Григорий Шелихов - Владимир Григорьев
Шрифт:
Интервал:
Закладка:
После этого мартышка почти успокоилась и подошла к зеркалу взглянуть, как отразилось на ней перенесенное волнение.
Степан и Наташа в безнадежном молчании смотрели на охорашивавшуюся перед зеркалом барыню.
— Пошли! — махнув рукой на дверь, деловито бросил Досифей.
Соприкосновение Шелихова с жизнью и нравами столичного общества принесло, таким образом, печальный и неожиданный конец любви Натальи и Стеньки — людей простых и далеких от целей и действий открывателя Америки. Размолвка за державинским столом между Уитвортом и Ольгой Александровной имела некоторую связь и с другими, более значительными событиями. Эта размолвка совпала во времени с поворотом зигзагообразной высокой политики императрицы, отразившейся в конечном итоге и на дальнейших судьбах всего шелиховского предприятия.
Разрыв связи английского посла с Ольгой Александровной, умело и незаметно внушавшей своему брату-фавориту все те же мысли и желания, которые Питт-младший передавал через Уитворта, Екатерина использовала по-своему — она охладела в своих дружеских чувствах к Англии. Для Питта это тем более было досадно, что английская политика, душившая континентальную промышленность и торговлю под предлогом борьбы с французской революцией, все больше стала вызывать сопротивление России. При такой обстановке Екатерина отказалась в конце концов от намерения послать русских солдат в Париж на обуздание гидры революции. Ход дел сложился вскоре совсем не так, как хотелось бы Англии, — не только было снято запрещение на ввоз в Россию французских товаров, но и сборы за вывозимые в Англию хлеб, пеньку и сало оказались повышенными.
Глава четвертая
1Встретив Григория Ивановича, Аристарх увидел, что с полюбившимся ему и всей державинской дворне человеком случилось что-то неладное. Позванные люди бережно провели морехода в дом, на пороге которого их уже ждал обеспокоенный Гаврила Романович, незадолго перед тем вернувшийся из сената.

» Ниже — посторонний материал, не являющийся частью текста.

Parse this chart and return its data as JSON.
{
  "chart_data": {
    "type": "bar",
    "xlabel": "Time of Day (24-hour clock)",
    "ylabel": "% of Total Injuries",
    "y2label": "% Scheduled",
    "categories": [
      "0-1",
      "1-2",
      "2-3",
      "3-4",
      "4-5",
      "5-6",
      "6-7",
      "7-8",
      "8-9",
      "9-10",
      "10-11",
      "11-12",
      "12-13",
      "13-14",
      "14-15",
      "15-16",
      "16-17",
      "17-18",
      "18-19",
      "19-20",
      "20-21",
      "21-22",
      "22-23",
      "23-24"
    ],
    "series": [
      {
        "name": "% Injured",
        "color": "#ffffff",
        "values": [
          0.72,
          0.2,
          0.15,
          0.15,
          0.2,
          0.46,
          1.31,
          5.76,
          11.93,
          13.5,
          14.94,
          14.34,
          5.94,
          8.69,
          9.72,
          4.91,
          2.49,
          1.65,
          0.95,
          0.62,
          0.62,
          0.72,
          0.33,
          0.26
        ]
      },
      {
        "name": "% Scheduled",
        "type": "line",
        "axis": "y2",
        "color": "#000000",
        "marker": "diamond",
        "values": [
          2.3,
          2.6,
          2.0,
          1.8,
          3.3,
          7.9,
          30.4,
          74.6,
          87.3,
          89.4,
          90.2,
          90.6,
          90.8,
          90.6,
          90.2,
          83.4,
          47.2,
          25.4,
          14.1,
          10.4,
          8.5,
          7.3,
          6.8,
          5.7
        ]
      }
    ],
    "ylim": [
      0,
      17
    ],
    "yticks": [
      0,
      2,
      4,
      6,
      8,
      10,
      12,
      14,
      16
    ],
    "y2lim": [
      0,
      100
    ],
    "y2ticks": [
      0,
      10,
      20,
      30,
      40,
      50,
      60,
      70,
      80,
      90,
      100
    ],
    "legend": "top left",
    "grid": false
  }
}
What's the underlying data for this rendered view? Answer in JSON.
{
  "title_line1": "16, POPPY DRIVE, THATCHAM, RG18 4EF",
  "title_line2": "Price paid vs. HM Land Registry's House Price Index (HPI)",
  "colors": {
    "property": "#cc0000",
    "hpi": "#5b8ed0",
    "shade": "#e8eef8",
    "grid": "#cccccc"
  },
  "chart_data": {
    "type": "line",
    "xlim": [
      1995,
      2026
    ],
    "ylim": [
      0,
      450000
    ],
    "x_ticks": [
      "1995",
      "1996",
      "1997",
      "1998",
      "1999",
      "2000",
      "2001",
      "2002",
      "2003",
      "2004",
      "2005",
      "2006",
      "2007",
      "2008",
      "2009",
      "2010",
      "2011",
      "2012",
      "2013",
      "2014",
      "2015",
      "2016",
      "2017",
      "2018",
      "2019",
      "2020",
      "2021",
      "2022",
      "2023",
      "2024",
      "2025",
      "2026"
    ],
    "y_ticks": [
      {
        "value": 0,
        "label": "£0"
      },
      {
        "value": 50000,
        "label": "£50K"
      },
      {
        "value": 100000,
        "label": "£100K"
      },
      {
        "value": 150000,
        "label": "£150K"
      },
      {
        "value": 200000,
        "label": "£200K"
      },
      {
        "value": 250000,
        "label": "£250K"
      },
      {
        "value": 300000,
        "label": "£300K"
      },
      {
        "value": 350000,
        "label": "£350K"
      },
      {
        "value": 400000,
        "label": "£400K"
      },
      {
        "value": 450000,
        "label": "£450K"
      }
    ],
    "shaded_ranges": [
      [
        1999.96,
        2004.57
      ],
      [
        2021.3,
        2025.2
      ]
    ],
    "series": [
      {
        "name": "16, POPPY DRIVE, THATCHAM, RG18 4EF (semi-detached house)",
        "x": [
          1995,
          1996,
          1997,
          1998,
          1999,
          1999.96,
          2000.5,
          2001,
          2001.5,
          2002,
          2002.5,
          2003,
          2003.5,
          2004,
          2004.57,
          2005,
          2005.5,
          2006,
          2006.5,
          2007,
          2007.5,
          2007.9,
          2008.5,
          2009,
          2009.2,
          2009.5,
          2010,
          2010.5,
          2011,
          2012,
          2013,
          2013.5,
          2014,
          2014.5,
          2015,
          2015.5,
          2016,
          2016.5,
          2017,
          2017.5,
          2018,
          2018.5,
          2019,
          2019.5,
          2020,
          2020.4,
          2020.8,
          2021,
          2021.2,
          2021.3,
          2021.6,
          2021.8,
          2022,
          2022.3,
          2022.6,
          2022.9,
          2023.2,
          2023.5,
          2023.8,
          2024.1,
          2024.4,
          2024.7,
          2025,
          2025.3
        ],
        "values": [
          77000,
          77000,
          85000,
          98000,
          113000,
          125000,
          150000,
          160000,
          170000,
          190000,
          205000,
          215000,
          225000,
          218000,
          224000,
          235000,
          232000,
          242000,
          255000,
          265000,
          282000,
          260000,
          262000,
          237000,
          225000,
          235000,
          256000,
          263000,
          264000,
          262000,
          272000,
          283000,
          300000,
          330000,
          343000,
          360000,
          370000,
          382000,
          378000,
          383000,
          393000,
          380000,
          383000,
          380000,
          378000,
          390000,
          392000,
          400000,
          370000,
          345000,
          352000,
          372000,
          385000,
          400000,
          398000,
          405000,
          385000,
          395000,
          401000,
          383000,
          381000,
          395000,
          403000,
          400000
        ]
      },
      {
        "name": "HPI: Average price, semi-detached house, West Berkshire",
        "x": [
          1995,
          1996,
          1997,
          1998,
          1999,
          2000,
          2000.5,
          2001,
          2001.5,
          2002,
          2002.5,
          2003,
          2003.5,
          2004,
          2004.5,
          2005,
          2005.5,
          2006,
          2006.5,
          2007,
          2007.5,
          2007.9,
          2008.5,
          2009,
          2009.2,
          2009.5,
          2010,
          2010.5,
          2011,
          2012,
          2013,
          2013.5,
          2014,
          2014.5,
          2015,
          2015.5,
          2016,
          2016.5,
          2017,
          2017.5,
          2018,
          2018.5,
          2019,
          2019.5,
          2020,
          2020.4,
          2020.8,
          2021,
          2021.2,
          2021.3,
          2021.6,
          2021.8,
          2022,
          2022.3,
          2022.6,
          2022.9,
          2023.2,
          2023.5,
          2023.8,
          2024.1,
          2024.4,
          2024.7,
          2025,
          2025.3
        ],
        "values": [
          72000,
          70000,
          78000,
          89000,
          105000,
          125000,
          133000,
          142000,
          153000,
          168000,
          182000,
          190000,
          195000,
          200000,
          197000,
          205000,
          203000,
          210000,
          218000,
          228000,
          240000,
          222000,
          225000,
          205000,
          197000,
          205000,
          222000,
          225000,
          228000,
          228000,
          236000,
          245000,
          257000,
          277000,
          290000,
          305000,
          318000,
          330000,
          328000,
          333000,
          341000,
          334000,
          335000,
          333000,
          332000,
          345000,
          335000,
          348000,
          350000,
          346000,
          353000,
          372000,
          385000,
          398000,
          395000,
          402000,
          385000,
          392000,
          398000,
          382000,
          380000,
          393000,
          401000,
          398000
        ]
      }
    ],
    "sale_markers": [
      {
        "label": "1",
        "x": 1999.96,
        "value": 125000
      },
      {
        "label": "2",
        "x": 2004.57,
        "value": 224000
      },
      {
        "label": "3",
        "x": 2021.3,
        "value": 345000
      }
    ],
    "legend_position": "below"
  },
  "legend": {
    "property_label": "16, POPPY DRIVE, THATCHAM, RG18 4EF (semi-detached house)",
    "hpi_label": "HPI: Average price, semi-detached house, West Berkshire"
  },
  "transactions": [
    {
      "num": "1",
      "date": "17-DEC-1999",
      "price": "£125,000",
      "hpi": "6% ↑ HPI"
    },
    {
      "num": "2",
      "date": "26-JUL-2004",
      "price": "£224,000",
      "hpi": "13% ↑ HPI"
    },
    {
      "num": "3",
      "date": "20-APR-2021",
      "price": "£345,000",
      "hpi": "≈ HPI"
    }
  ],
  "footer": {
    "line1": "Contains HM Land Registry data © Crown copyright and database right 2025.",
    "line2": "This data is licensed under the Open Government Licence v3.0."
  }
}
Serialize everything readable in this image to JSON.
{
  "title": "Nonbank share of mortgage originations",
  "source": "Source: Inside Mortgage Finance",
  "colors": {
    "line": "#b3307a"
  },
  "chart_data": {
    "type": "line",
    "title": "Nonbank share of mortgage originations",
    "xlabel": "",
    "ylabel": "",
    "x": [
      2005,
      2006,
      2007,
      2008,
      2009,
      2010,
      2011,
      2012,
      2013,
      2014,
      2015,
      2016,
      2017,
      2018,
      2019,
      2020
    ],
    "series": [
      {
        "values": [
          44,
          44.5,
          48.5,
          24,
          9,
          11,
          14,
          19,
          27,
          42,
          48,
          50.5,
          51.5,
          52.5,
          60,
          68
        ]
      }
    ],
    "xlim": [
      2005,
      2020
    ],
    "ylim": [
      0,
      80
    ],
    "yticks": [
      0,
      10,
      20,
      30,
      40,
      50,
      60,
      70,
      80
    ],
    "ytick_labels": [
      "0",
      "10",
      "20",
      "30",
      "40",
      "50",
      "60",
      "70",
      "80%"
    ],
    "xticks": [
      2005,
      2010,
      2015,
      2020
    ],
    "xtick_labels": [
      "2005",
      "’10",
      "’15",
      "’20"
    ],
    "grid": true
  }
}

— Бережливо… эй, вы, бережнее ведите! — покрикивал Гаврила Романович, теряясь в догадках по поводу неприятной оказии. Не вышло ли чего худого — унеси моя печали! — между Григорием и Платоном Александровичем, от этого враз дождешься…
— Сердце схватило… жжет — мочи нет, — проговорил Шелихов, заметив наконец перед собой встревоженное лицо Гаврилы Романовича.
— Заложить мои сани!.. Ты, Аристарх, сам езжай за господином Роджерсоном, проси моим именем срочно пожаловать… Ан нет, пошли кого потолковее, я письмо передам, а ты проберись в зубовский вертеп и разведай досконально, что там приключилось, и ко мне… Живо!
Часа через два в дом Державина прибыл популярный в высшем свете собственный ее величества лейб-медик сэр Реджинальд Роджерсон. Дородный медлительный англичанин заслуженно пользовался славой искусного лекаря, несмотря на то, что щепетильно избегал шарлатанских приемов и поражающих воображение лекарств медицинской науки своего времени.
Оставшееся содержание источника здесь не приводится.